#ubuntu-es-locos 2011-04-12
<SergioMeneses> buenas...
<PabloRubianes> hola SergioMeneses como estuvo esa flisol?
<SergioMeneses> PabloRubianes, super!
<SergioMeneses> aunq me salieron mas compromisos... ando invitado hasta a el vaticano
<PabloRubianes> eh??? si?
<SergioMeneses> PabloRubianes, seeee
<SergioMeneses> aqui manda Ubuntu!
<SergioMeneses> jejeje
<SergioMeneses> ya te paso un video
<SergioMeneses> PabloRubianes, leogg C3s4r http://www.youtube.com/user/WEBLAOPINION#p/a/u/0/ubi_b1e4nJY
<leogg> SergioMeneses, :O donde iba a ir... :(
<PabloRubianes> voy a comer y vengo
<SergioMeneses> leogg, tengo invitacion al campus en junio, pamplona en abril, bucaramanga en septiembre y en abril subo a bogota a reunirme con los de ubuntu-co
<SergioMeneses> PabloRubianes, oks
<leogg> SergioMeneses, yo voy en junio a costa rica al drupalcamp, en julio al debconf en bosnia y en agosto al encuentro centroamericano en el salvador
<leogg> solo me falta ir a colombia este año :D
<SergioMeneses> leogg, super
<leogg> tal vez para el sfd
<SergioMeneses> :D
<SergioMeneses> leogg, pero te invitan a Colombia o por parte tuya?
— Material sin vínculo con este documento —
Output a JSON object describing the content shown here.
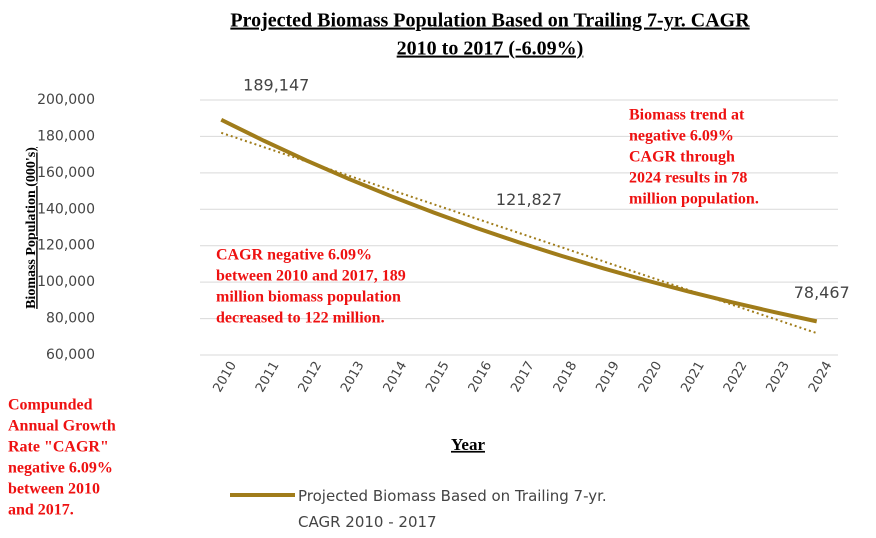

<leogg> SergioMeneses, vamos a ver si puedo recoger plata para ir por cuenta propia
<SergioMeneses> leogg, super... si puedes venite al sfd de bucaramanga... hay voy a esta yo xD
<leogg> :D
<SergioMeneses> ;)
<leogg> si me dan permiso, me voy :D
<SergioMeneses> super
#ubuntu-es-locos 2011-04-15
<SergioMeneses> buenas...
<fdvalero> hi every one
#ubuntu-es-locos 2011-04-16
<SergioMeneses> buenas \o/
#ubuntu-es-locos 2012-04-14
<rdos> Hola a todos. ¿De que va esto de los equipos locales?